The city thrived as an important river trading hub during the rise of the Pagan Empire. When the British Empire took control of the region in the late 19th century, Pyay continued to prosper. Today, the city of Pyay is still an important shipping hub for goods traveling along the Ayeyarwady River.
The Shwesandaw Pagoda is the city’s paramount landmark. Capping a low hill near the center of town, Shwesandaw Pagoda is one of the city’s most iconic landmarks, and local legends say the Buddhist temple dates back to 589 BC. A tooth relic left from the Buddha’s cremation in Northern India is believed to be enshrined here.

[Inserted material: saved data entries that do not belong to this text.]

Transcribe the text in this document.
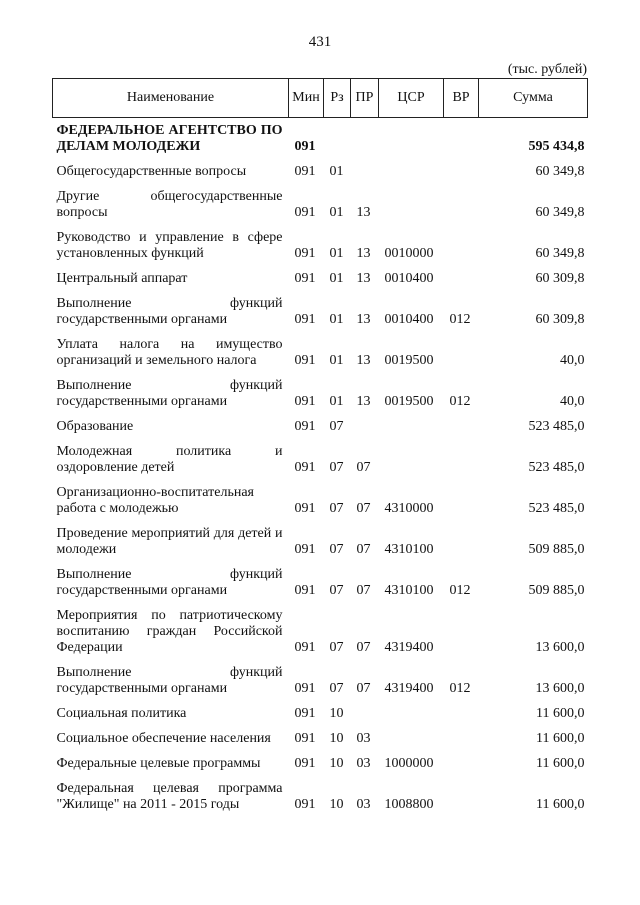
431
(тыс. рублей)
Наименование	Мин	Рз	ПР	ЦСР	ВР	Сумма
ФЕДЕРАЛЬНОЕ АГЕНТСТВО ПО ДЕЛАМ МОЛОДЕЖИ	091					595 434,8
Общегосударственные вопросы	091	01				60 349,8
Другие общегосударственные вопросы	091	01	13			60 349,8
Руководство и управление в сфере установленных функций	091	01	13	0010000		60 349,8
Центральный аппарат	091	01	13	0010400		60 309,8
Выполнение функций государственными органами	091	01	13	0010400	012	60 309,8
Уплата налога на имущество организаций и земельного налога	091	01	13	0019500		40,0
Выполнение функций государственными органами	091	01	13	0019500	012	40,0
Образование	091	07				523 485,0
Молодежная политика и оздоровление детей	091	07	07			523 485,0
Организационно-воспитательная работа с молодежью	091	07	07	4310000		523 485,0
Проведение мероприятий для детей и молодежи	091	07	07	4310100		509 885,0
Выполнение функций государственными органами	091	07	07	4310100	012	509 885,0
Мероприятия по патриотическому воспитанию граждан Российской Федерации	091	07	07	4319400		13 600,0
Выполнение функций государственными органами	091	07	07	4319400	012	13 600,0
Социальная политика	091	10				11 600,0
Социальное обеспечение населения	091	10	03			11 600,0
Федеральные целевые программы	091	10	03	1000000		11 600,0
Федеральная целевая программа "Жилище" на 2011 - 2015 годы	091	10	03	1008800		11 600,0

The Thayekhittaya (Sri Ksetra) Archeological Park is about 5 miles from the city of Pyay. The site is the remains of an ancient capital from one of the many Pyu city-states that ruled this region before the rise of the Pagan Kingdom. The circular city was enclosed by nearly 20 square-miles of walls. A number of ancient intact structures dating back to the 9th century and earlier can be found inside the archeological park.

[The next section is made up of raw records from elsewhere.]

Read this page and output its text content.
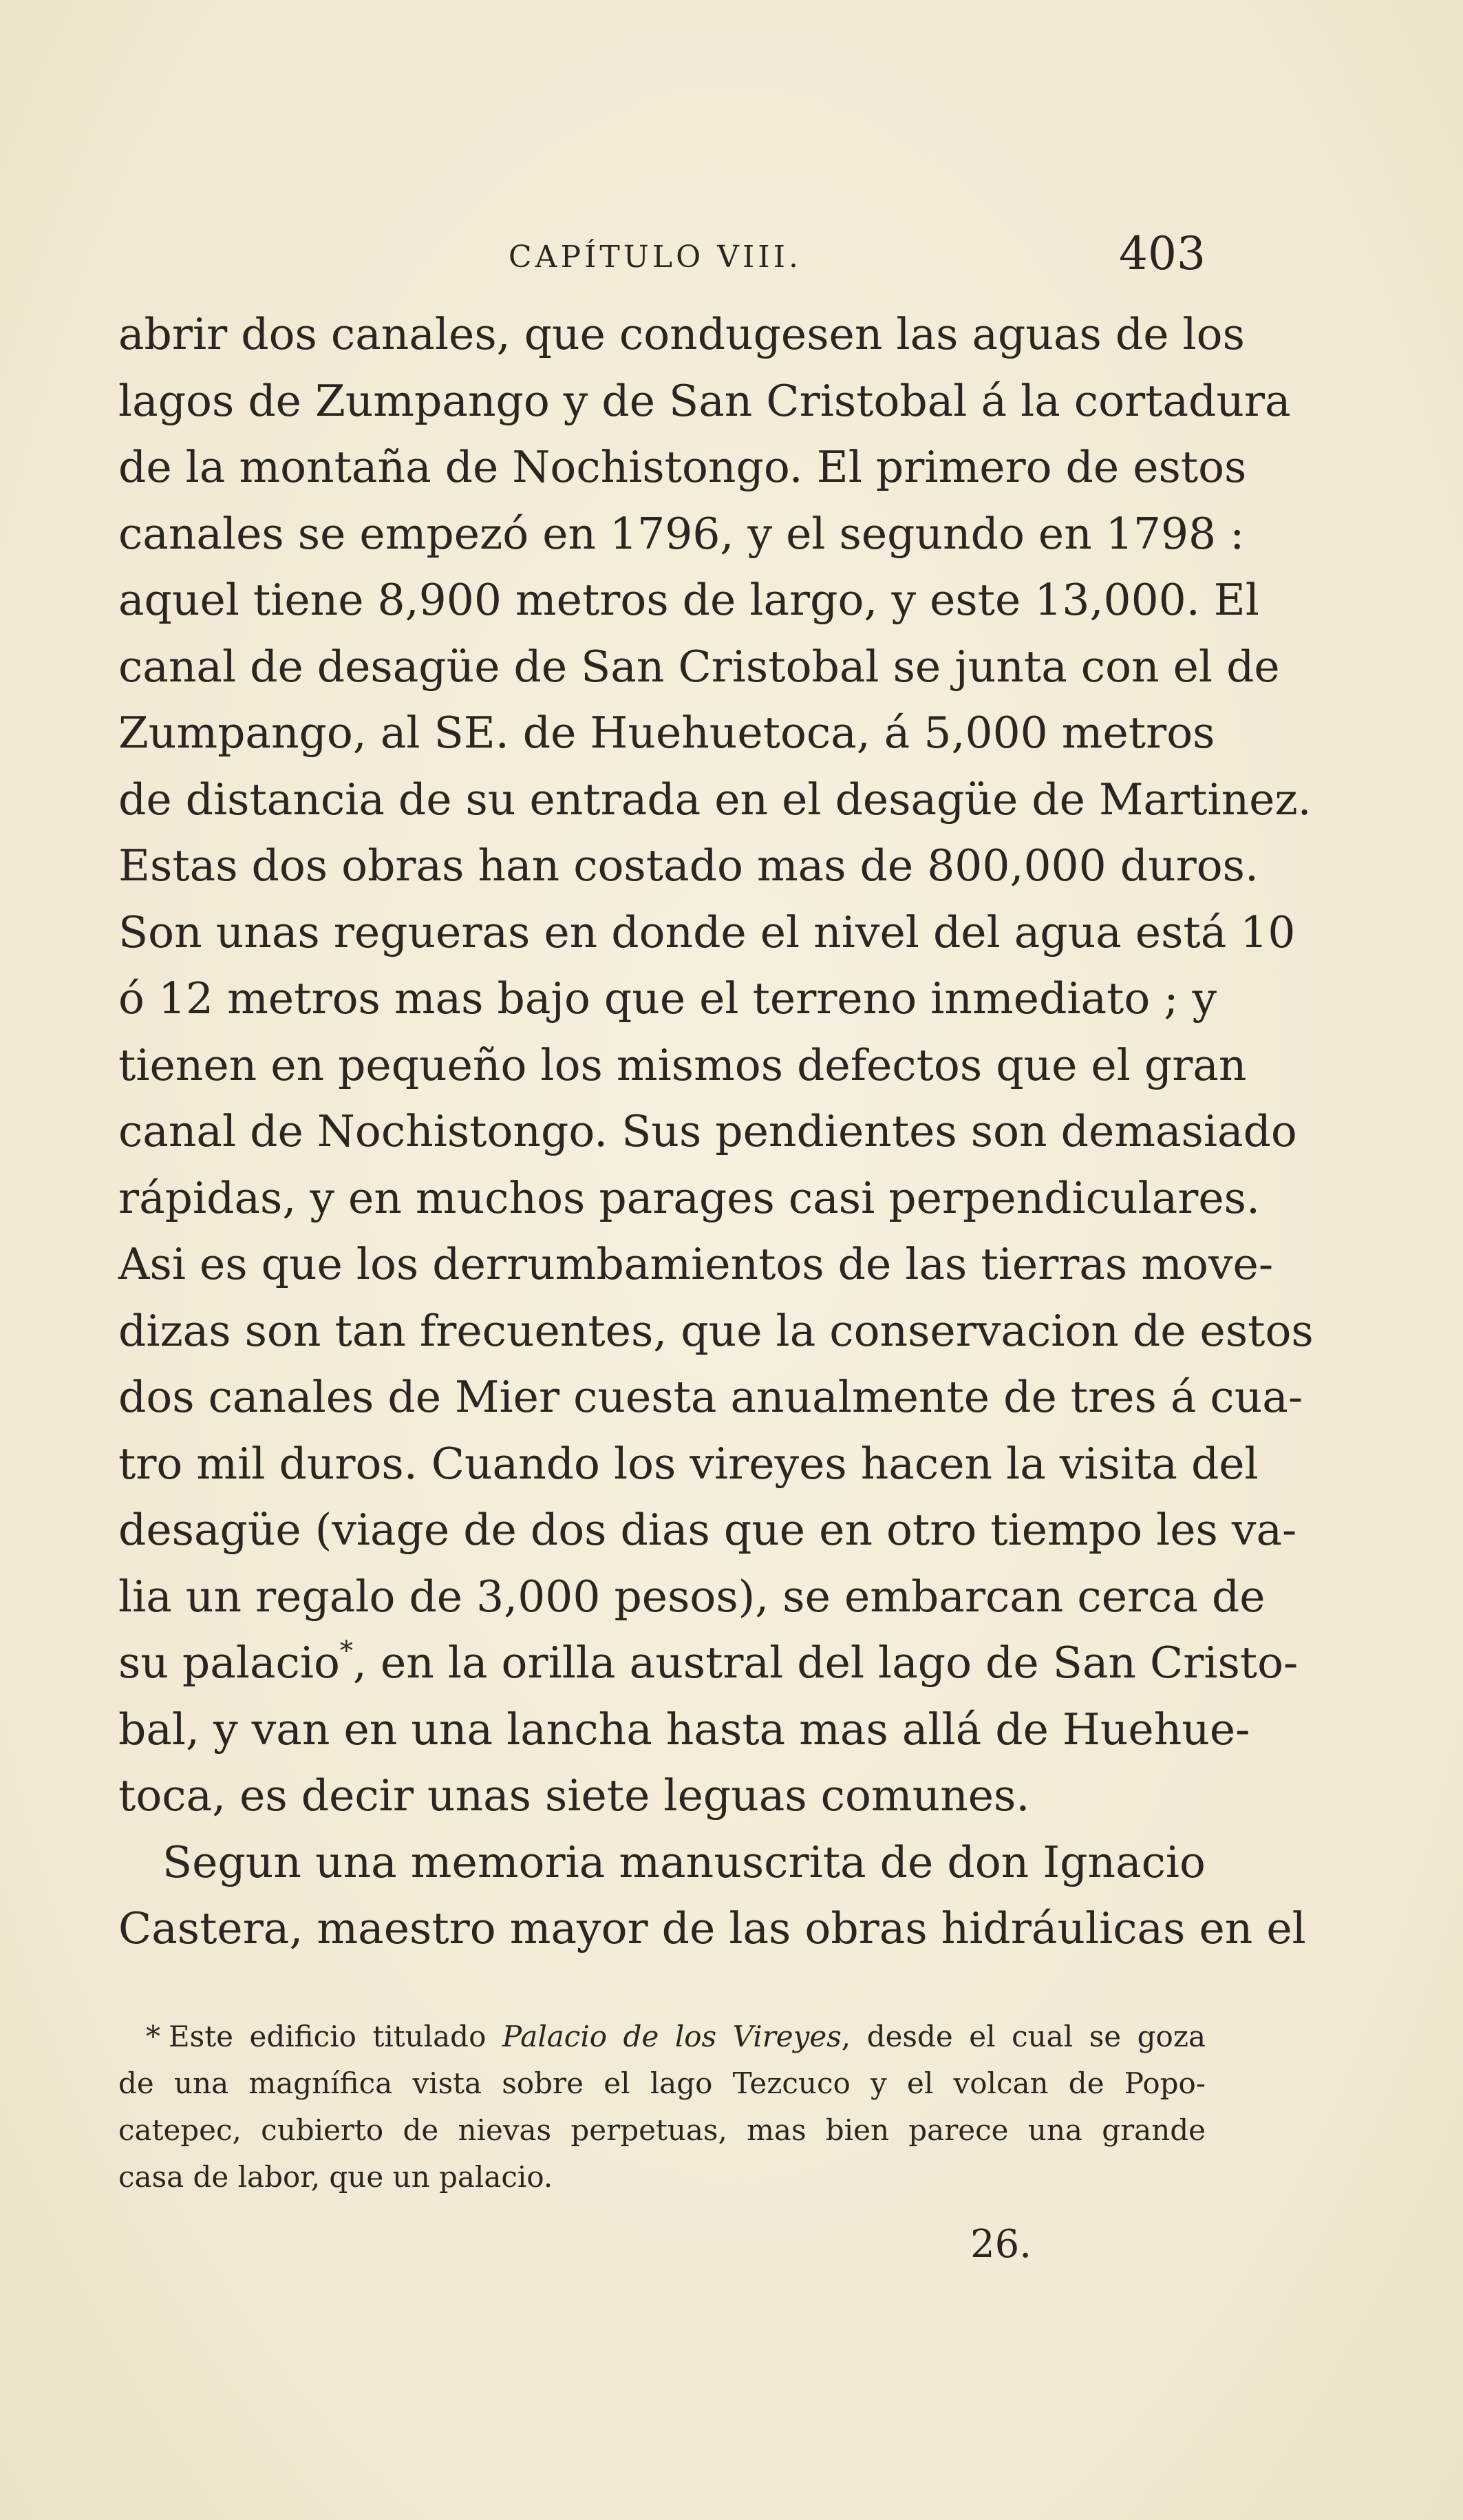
CAPÍTULO VIII.	403
abrir dos canales, que condugesen las aguas de los
lagos de Zumpango y de San Cristobal á la cortadura
de la montaña de Nochistongo. El primero de estos
canales se empezó en 1796, y el segundo en 1798 :
aquel tiene 8,900 metros de largo, y este 13,000. El
canal de desagüe de San Cristobal se junta con el de
Zumpango, al SE. de Huehuetoca, á 5,000 metros
de distancia de su entrada en el desagüe de Martinez.
Estas dos obras han costado mas de 800,000 duros.
Son unas regueras en donde el nivel del agua está 10
ó 12 metros mas bajo que el terreno inmediato ; y
tienen en pequeño los mismos defectos que el gran
canal de Nochistongo. Sus pendientes son demasiado
rápidas, y en muchos parages casi perpendiculares.
Asi es que los derrumbamientos de las tierras move-
dizas son tan frecuentes, que la conservacion de estos
dos canales de Mier cuesta anualmente de tres á cua-
tro mil duros. Cuando los vireyes hacen la visita del
desagüe (viage de dos dias que en otro tiempo les va-
lia un regalo de 3,000 pesos), se embarcan cerca de
su palacio*, en la orilla austral del lago de San Cristo-
bal, y van en una lancha hasta mas allá de Huehue-
toca, es decir unas siete leguas comunes.
Segun una memoria manuscrita de don Ignacio
Castera, maestro mayor de las obras hidráulicas en el
* Este edificio titulado Palacio de los Vireyes, desde el cual se goza
de una magnífica vista sobre el lago Tezcuco y el volcan de Popo-
catepec, cubierto de nievas perpetuas, mas bien parece una grande
casa de labor, que un palacio.
26.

The Thayekhittaya (Sri Ksetra) Archeological Park is best explored during the cooler dry season that runs between November and May while enjoying a luxury tour of Myanmar. Warmer temperatures and higher chances of rainfall begin in June and continue into October. While the second half of the year is hotter, the extra precipitation makes the lush fields and jungles of Myanmar particularly stunning.
The city of Pyay has a plethora of sights for architectural and cultural enthusiasts.
Pyay is about 160 miles northwest of Yangon along the Ayeyarwady River. It can be reached overland in a private vehicle in as little as 4 hours from Yangon.
Western-style clothing is fine to wear while exploring the archeological park and town. If you’re planning on visiting The Shwesandaw Pagoda, it’s best to dress in modest attire that covers your shoulders, arms, and knees.